I reviewed the KK book for The Bridge World. It's an excellent guide for relay novices in how to learn a system and how to use it. The hundreds of examples show what to think about when, especially how to envisage a possible slam and how to investigate it, using Kit's and Kate's methods.

It's not flawless -- what book is? I was irked by a number of example auctions where asker's bidding was DD, especially when searching for necessary queens. For a few of the deals I found the claim that there was safety at the five level (so that relaying further was right) to be dubious -- I'm not convinced it's a sound strategy to reach five-level contracts that are 50% at best in search of slam.

I noted in the review that the decision to use controls rather than QP was a surprising one and that it was a pity K&K didn't explain their choice. I did ask Kit separately but he didn't respond.

View Postsieong, on 2022-January-29, 16:41, said:

My subjective belief is that the assumptions made in KK relay were on the overly-loose side, and I think this is a question that could be objectively evaluated through simulation.

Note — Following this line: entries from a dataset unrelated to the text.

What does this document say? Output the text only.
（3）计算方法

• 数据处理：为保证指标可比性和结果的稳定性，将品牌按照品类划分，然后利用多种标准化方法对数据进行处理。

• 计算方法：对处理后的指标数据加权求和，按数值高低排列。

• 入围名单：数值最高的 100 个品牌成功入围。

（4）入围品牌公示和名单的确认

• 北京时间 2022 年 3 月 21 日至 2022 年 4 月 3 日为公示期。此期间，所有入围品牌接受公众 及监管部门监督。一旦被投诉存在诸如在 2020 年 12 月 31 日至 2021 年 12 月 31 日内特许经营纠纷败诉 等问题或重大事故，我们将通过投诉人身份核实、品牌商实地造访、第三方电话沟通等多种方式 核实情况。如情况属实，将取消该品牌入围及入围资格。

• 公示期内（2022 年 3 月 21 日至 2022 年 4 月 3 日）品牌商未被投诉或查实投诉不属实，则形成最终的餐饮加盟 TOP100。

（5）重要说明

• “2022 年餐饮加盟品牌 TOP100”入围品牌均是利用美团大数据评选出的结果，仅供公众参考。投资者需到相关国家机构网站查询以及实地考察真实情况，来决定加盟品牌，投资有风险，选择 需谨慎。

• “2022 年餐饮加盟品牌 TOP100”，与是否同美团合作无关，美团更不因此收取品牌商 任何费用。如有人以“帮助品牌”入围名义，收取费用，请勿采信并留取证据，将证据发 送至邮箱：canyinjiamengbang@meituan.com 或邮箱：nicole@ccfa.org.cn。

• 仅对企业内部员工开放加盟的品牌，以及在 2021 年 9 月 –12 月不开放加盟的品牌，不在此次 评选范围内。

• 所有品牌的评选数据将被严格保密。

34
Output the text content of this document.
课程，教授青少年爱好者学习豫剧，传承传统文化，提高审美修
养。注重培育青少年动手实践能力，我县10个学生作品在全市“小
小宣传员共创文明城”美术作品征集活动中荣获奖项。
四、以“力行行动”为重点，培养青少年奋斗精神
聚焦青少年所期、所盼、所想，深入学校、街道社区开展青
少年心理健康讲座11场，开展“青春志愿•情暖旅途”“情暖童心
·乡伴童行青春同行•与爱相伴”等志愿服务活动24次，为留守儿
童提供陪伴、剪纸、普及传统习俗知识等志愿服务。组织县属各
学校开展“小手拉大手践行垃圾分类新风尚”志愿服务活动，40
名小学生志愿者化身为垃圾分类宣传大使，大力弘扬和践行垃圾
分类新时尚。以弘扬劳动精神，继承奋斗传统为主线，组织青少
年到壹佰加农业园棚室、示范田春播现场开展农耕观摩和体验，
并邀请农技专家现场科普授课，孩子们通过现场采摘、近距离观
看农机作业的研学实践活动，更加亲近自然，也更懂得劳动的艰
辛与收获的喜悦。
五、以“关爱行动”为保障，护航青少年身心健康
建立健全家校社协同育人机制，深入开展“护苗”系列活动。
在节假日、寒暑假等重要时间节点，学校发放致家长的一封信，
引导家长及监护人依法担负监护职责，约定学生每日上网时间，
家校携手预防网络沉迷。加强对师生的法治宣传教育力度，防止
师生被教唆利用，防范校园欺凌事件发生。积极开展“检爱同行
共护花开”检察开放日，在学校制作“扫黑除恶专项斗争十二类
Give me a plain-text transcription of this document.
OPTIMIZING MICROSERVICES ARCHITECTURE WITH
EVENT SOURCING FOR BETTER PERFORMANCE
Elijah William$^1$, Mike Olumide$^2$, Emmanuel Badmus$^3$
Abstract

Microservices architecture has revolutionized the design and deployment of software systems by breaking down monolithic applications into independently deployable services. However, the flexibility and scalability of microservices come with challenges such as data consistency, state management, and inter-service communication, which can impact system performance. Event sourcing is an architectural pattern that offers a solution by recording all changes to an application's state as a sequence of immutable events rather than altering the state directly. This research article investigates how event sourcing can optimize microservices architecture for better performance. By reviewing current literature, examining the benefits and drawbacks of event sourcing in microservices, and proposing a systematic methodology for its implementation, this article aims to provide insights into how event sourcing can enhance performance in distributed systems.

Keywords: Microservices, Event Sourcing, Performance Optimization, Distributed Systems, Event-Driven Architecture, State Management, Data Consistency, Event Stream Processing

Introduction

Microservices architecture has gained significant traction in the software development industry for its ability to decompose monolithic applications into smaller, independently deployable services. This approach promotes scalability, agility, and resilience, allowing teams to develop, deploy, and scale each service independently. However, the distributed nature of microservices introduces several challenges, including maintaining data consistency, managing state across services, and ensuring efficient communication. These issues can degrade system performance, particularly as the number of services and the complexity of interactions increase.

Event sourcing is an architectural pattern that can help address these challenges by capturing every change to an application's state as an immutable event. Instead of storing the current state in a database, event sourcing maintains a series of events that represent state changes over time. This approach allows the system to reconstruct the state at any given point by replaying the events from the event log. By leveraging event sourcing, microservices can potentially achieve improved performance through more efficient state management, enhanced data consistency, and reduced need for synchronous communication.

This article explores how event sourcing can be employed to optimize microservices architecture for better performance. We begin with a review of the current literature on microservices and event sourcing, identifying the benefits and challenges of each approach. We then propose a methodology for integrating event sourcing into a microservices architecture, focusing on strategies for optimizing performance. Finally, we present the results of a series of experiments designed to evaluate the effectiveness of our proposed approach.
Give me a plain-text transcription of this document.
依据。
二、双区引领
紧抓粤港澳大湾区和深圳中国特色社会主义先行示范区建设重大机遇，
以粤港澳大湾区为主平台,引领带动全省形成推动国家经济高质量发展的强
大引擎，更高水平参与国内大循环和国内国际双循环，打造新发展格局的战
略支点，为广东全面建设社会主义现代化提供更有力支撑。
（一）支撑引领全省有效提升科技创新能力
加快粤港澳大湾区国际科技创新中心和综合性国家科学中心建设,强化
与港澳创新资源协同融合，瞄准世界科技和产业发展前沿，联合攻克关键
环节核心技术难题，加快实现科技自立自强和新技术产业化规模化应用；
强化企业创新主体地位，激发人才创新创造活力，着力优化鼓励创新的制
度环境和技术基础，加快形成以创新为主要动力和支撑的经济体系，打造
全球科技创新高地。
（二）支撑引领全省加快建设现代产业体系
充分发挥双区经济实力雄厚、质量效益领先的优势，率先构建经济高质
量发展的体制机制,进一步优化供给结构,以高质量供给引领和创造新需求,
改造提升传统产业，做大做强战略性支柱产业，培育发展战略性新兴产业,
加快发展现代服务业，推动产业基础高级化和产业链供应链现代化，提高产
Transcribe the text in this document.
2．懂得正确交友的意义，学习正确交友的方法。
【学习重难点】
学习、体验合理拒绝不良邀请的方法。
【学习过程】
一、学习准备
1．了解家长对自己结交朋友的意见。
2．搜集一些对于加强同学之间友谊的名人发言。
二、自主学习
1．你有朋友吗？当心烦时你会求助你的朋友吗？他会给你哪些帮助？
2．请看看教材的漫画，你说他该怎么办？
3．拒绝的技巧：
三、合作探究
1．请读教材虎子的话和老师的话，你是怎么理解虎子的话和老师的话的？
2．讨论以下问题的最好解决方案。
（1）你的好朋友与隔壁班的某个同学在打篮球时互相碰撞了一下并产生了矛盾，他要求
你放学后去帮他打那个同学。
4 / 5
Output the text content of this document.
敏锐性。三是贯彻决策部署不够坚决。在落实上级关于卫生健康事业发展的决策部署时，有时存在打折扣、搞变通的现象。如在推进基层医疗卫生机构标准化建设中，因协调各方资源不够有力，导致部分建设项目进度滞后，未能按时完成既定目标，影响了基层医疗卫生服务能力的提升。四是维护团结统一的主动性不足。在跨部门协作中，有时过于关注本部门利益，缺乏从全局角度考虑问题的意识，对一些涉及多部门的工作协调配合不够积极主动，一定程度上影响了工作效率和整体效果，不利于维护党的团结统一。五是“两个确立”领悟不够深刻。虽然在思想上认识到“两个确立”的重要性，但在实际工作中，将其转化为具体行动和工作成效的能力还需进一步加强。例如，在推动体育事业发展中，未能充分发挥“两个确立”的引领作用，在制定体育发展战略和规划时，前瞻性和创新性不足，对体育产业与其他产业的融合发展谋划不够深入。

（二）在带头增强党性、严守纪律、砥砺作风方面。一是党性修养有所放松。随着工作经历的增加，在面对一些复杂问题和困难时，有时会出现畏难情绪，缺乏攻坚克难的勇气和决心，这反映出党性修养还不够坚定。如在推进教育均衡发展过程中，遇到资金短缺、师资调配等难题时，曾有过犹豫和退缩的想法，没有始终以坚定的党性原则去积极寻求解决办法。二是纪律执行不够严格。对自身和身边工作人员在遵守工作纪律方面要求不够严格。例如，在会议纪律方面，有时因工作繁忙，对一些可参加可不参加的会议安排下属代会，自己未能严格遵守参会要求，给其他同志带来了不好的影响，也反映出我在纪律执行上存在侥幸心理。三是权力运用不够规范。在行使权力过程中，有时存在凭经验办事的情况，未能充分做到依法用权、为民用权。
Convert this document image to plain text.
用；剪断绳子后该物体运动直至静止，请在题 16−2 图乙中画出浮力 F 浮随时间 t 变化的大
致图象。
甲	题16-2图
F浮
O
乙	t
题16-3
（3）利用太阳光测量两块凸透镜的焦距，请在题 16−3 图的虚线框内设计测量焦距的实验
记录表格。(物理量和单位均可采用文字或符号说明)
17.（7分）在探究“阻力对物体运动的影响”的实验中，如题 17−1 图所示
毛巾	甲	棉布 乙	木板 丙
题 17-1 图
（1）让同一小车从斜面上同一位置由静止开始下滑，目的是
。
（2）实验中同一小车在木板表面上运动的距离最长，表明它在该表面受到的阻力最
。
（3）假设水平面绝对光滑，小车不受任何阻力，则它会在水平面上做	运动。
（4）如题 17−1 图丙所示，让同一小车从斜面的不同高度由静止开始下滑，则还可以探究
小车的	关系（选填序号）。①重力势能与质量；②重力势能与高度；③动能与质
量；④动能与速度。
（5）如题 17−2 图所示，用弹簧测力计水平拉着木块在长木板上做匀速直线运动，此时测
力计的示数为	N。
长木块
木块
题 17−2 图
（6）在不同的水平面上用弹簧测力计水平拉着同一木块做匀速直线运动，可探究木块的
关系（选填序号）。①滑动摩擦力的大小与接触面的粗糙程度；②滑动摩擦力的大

It would be good to have a tool that allowed such analyses, even if it would reduce some of the subjective discussion about which method(s) is (are) better.

IIRC, Michael Shuster reported on BridgeWinners that he and Sam Dinkin had bid hundreds of deals comparing the KK DCB method where n-1 non-singleton suits are scanned with their own where all n non-singleton suits are scanned and found the results to be virtually identical overall: there were wins and losses for both methods. They now use:
  • Scan answerer’s longest suit first, tie to highest (twice if 6 or longer) then next longest suit and so on.
  • Scan doubletons only once, singletons and voids not at all.
  • For 9+ minimum responder with 3+CTRLs, do not scan queens until the Nth scan where N is the number of control cards (note well, control cards not control points).
  • If you have super 1st, say no. Super 1st is AKQ for positives in a 3+ suit, or AK, AQ or KQ in a known doubleton.
  • For semi-positives and hands with 0-2 controls, scan queens immediately and super 1st is also KQJ or AQJ.
  • Don’t super first with double negatives.
  • Scan queens immediately for double negatives.

Exception to Nth scan queens rule:
  • if you have denied both the A and the K on the first scan, proceed to queens in that suit
  • If you have shown AKQ or denied having any of AKQ, jacks ok the second scan in that suit


It's worth noting that they (for reasons I don't fully understand) use a shape-showing structure that is mostly symmetric+2 (+1 with minor one-suiters) so they have much less room for DCB than most symmetric pairs.